Operation CuckooBees: Notorious Chinese hackers took trillions of dollars from about 30 companies

Researchers have revealed a sophisticated Winnti cyber attack that makes use of Windows systems in a "rarely observed" method.

According to Cybereason, the campaign is being carried out by the Chinese advanced persistent threat (APT) group Winnti, which has gone undiscovered for years.

APT 41, or "Winnti" – which also goes by the affiliate names BARIUM and Blackfly – is one of the most prolific and successful Chinese state-sponsored threat groups, with a history of launching CCP-backed espionage and financially motivated attacks on U.S. and other international targets, which are frequently aligned with China's Five-Year economic development plans.

Cyberattacks targeting video game makers, software vendors, and colleges in Hong Kong have all been linked to the group in the past. When the critical vulnerabilities in Microsoft Exchange Server ProxyLogon were first made public, Winnti, along with other APTs, made use of them.

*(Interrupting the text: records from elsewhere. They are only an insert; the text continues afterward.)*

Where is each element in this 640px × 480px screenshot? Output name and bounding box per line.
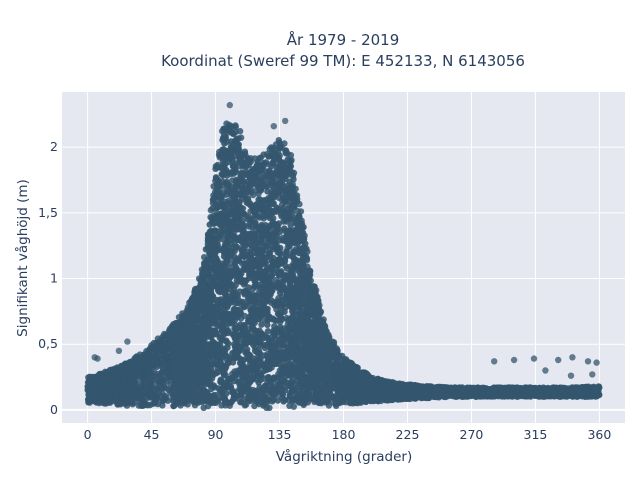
data-point xyxy=(114,384,121,392)
data-point xyxy=(383,395,391,402)
data-point xyxy=(243,401,250,408)
data-point xyxy=(333,358,341,365)
data-point xyxy=(162,384,170,392)
data-point xyxy=(153,354,160,362)
data-point xyxy=(334,352,341,359)
data-point xyxy=(137,395,144,403)
data-point xyxy=(286,402,293,409)
data-point xyxy=(347,399,354,406)
data-point xyxy=(133,353,140,360)
data-point xyxy=(123,384,130,391)
data-points xyxy=(84,101,603,411)
data-point xyxy=(123,365,130,372)
data-point xyxy=(164,397,172,404)
data-point xyxy=(146,387,153,394)
chart-title-line-2: Koordinat (Sweref 99 TM): E 452133, N 61… xyxy=(161,52,525,70)
data-point xyxy=(121,378,128,385)
data-point xyxy=(220,125,227,133)
data-point xyxy=(225,121,233,128)
data-point xyxy=(236,128,244,135)
data-point xyxy=(411,382,418,389)
data-point xyxy=(85,399,92,406)
data-point xyxy=(126,358,133,366)
data-point xyxy=(350,389,357,396)
data-point xyxy=(359,370,367,377)
data-point xyxy=(94,372,101,380)
data-point xyxy=(479,385,486,392)
data-point xyxy=(332,381,339,388)
data-point xyxy=(296,200,303,208)
data-point xyxy=(161,330,168,338)
data-point xyxy=(232,123,239,131)
data-point xyxy=(114,375,122,382)
data-point xyxy=(126,393,133,401)
data-point xyxy=(377,395,384,402)
data-point xyxy=(133,371,141,378)
chart-title-line-1: År 1979 - 2019 xyxy=(287,30,400,49)
data-point xyxy=(160,358,168,365)
data-point xyxy=(276,144,284,152)
data-point xyxy=(149,400,156,407)
data-point xyxy=(356,391,363,398)
data-point xyxy=(356,397,364,405)
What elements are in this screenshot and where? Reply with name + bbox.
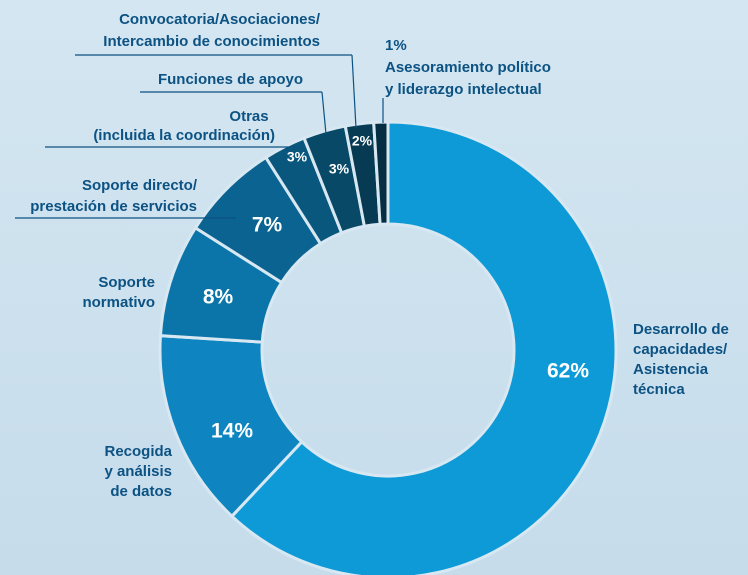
leader-line [351, 54, 357, 129]
value-label: 3% [329, 161, 350, 177]
category-label: Otras [229, 108, 268, 125]
value-label: 3% [287, 149, 308, 165]
value-label: 7% [252, 214, 283, 237]
category-label: capacidades/ [633, 341, 728, 358]
category-label: Recogida [104, 443, 172, 460]
donut-segment [229, 120, 618, 575]
category-label: (incluida la coordinación) [93, 127, 275, 144]
value-label: 2% [352, 133, 373, 149]
category-label: Funciones de apoyo [158, 71, 303, 88]
category-label: normativo [82, 294, 155, 311]
value-label: 62% [547, 360, 589, 383]
leader-line [321, 91, 327, 135]
category-label: Asistencia [633, 361, 709, 378]
category-label: Asesoramiento político [385, 59, 551, 76]
category-label: Desarrollo de [633, 321, 729, 338]
category-label: y análisis [104, 463, 172, 480]
category-label: Convocatoria/Asociaciones/ [119, 11, 321, 28]
value-label: 8% [203, 286, 234, 309]
leader-line [299, 146, 303, 151]
donut-segment [372, 120, 390, 226]
category-label: técnica [633, 381, 685, 398]
category-label: prestación de servicios [30, 198, 197, 215]
category-label: de datos [110, 483, 172, 500]
value-label: 1% [385, 37, 407, 54]
category-label: y liderazgo intelectual [385, 81, 542, 98]
category-label: Soporte [98, 274, 155, 291]
value-label: 14% [211, 420, 253, 443]
category-label: Intercambio de conocimientos [103, 33, 320, 50]
category-label: Soporte directo/ [82, 177, 198, 194]
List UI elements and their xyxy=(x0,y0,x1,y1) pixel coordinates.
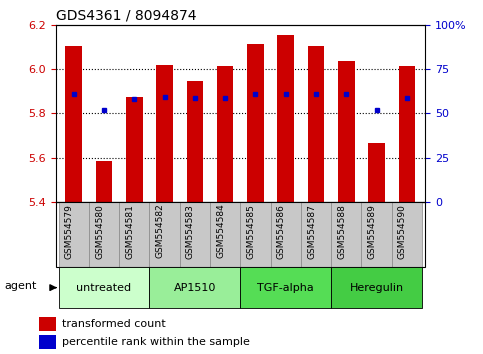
Bar xyxy=(217,66,233,202)
Bar xyxy=(180,202,210,267)
Text: GSM554579: GSM554579 xyxy=(65,204,74,259)
Text: GSM554581: GSM554581 xyxy=(125,204,134,259)
Text: GSM554589: GSM554589 xyxy=(368,204,377,259)
Bar xyxy=(277,35,294,202)
Text: untreated: untreated xyxy=(76,282,131,293)
Text: GSM554588: GSM554588 xyxy=(337,204,346,259)
Text: GDS4361 / 8094874: GDS4361 / 8094874 xyxy=(56,8,196,22)
Bar xyxy=(368,143,385,202)
Text: GSM554580: GSM554580 xyxy=(95,204,104,259)
Text: GSM554585: GSM554585 xyxy=(246,204,256,259)
Text: GSM554584: GSM554584 xyxy=(216,204,225,258)
Bar xyxy=(126,97,142,202)
Bar xyxy=(89,202,119,267)
Bar xyxy=(392,202,422,267)
Bar xyxy=(338,61,355,202)
Text: AP1510: AP1510 xyxy=(174,282,216,293)
Text: agent: agent xyxy=(5,281,37,291)
Bar xyxy=(331,267,422,308)
Bar xyxy=(156,65,173,202)
Bar xyxy=(96,161,113,202)
Text: Heregulin: Heregulin xyxy=(350,282,404,293)
Bar xyxy=(58,202,89,267)
Text: GSM554590: GSM554590 xyxy=(398,204,407,259)
Bar xyxy=(58,267,149,308)
Text: transformed count: transformed count xyxy=(62,319,166,329)
Bar xyxy=(149,202,180,267)
Text: GSM554583: GSM554583 xyxy=(186,204,195,259)
Bar xyxy=(241,267,331,308)
Text: TGF-alpha: TGF-alpha xyxy=(257,282,314,293)
Bar xyxy=(308,46,325,202)
Text: GSM554586: GSM554586 xyxy=(277,204,286,259)
Bar xyxy=(241,202,270,267)
Bar xyxy=(39,317,56,331)
Bar xyxy=(270,202,301,267)
Bar xyxy=(247,44,264,202)
Text: percentile rank within the sample: percentile rank within the sample xyxy=(62,337,250,347)
Bar xyxy=(149,267,241,308)
Text: GSM554582: GSM554582 xyxy=(156,204,165,258)
Bar xyxy=(39,335,56,349)
Bar xyxy=(119,202,149,267)
Bar xyxy=(361,202,392,267)
Bar xyxy=(210,202,241,267)
Text: GSM554587: GSM554587 xyxy=(307,204,316,259)
Bar xyxy=(301,202,331,267)
Bar xyxy=(65,46,82,202)
Bar xyxy=(186,81,203,202)
Bar xyxy=(331,202,361,267)
Bar xyxy=(398,66,415,202)
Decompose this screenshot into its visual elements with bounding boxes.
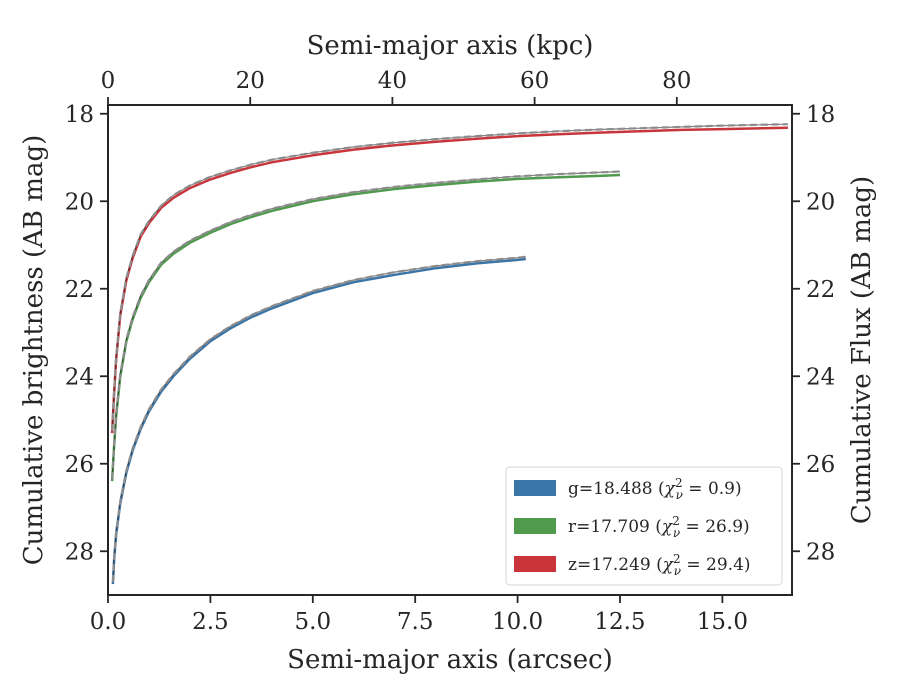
y-right-tick-label: 20 — [806, 189, 835, 215]
series-line-1 — [110, 173, 621, 482]
x-tick-label: 15.0 — [697, 609, 748, 635]
x-top-tick-label: 60 — [520, 68, 549, 94]
x-tick-label: 5.0 — [295, 609, 332, 635]
y-right-tick-label: 26 — [806, 452, 835, 478]
series-core-line-1 — [111, 170, 621, 480]
plot-area — [110, 123, 788, 585]
y-right-tick-label: 22 — [806, 277, 835, 303]
x-tick-label: 10.0 — [492, 609, 543, 635]
y-tick-label: 28 — [65, 539, 94, 565]
legend-swatch-0 — [514, 480, 556, 496]
model-line-1 — [111, 170, 621, 480]
series-line-2 — [110, 126, 788, 434]
y-right-tick-label: 28 — [806, 539, 835, 565]
axes: 0.0 2.5 5.0 7.5 10.0 12.5 15.0 0 20 40 60 80 18 18 20 2… — [65, 68, 836, 635]
y-tick-label: 26 — [65, 452, 94, 478]
x-top-tick-label: 40 — [378, 68, 407, 94]
x-axis-title: Semi-major axis (arcsec) — [287, 645, 613, 675]
x-top-tick-label: 80 — [662, 68, 691, 94]
model-line-2 — [111, 123, 788, 431]
y-right-axis-title: Cumulative Flux (AB mag) — [847, 176, 877, 524]
x-top-tick-label: 20 — [236, 68, 265, 94]
legend-swatch-2 — [514, 556, 556, 572]
model-line-0 — [111, 255, 526, 582]
y-tick-label: 18 — [65, 102, 94, 128]
x-tick-label: 0.0 — [90, 609, 127, 635]
series-line-0 — [111, 257, 526, 585]
y-axis-title: Cumulative brightness (AB mag) — [19, 135, 49, 566]
y-tick-label: 20 — [65, 189, 94, 215]
legend-label-0: g=18.488 (χ2 ν = 0.9) — [568, 476, 742, 502]
x-tick-label: 2.5 — [192, 609, 229, 635]
x-top-tick-label: 0 — [101, 68, 116, 94]
series-core-line-0 — [112, 256, 526, 582]
x-top-axis-title: Semi-major axis (kpc) — [307, 31, 594, 61]
x-tick-label: 12.5 — [594, 609, 645, 635]
legend-label-2: z=17.249 (χ2 ν = 29.4) — [568, 552, 751, 578]
y-right-tick-label: 24 — [806, 364, 835, 390]
plot-frame — [107, 104, 793, 596]
legend: g=18.488 (χ2 ν = 0.9) r=17.709 (χ2 ν = 26.9… — [505, 466, 783, 586]
legend-label-1: r=17.709 (χ2 ν = 26.9) — [568, 514, 750, 540]
x-tick-label: 7.5 — [397, 609, 434, 635]
y-tick-label: 24 — [65, 364, 94, 390]
y-tick-label: 22 — [65, 277, 94, 303]
legend-box — [505, 466, 783, 586]
y-right-tick-label: 18 — [806, 102, 835, 128]
series-core-line-2 — [111, 123, 788, 431]
legend-swatch-1 — [514, 518, 556, 534]
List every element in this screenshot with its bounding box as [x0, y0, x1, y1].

Watch | Gravitas: How China breached thousands of organisations with one hacking operation

Cybereason said it briefed both the FBI and the US Department of Justice (DoJ) on the APT's campaign, which has been active since 2019 but was just recently identified, in two reports issued on Wednesday.

According to cybersecurity experts, clandestine operations have targeted the networks of technology and manufacturing organisations in Europe, Asia, and North America, with the goal of obtaining valuable private data.

Winnti's "multi-stage infection chain," dubbed "Operation CuckooBees," starts with exploiting weaknesses in enterprise resource planning (ERP) software and the deployment of the Spyder loader. Some of the exploited issues were known, but others were zero-day vulnerabilities, according to the researchers.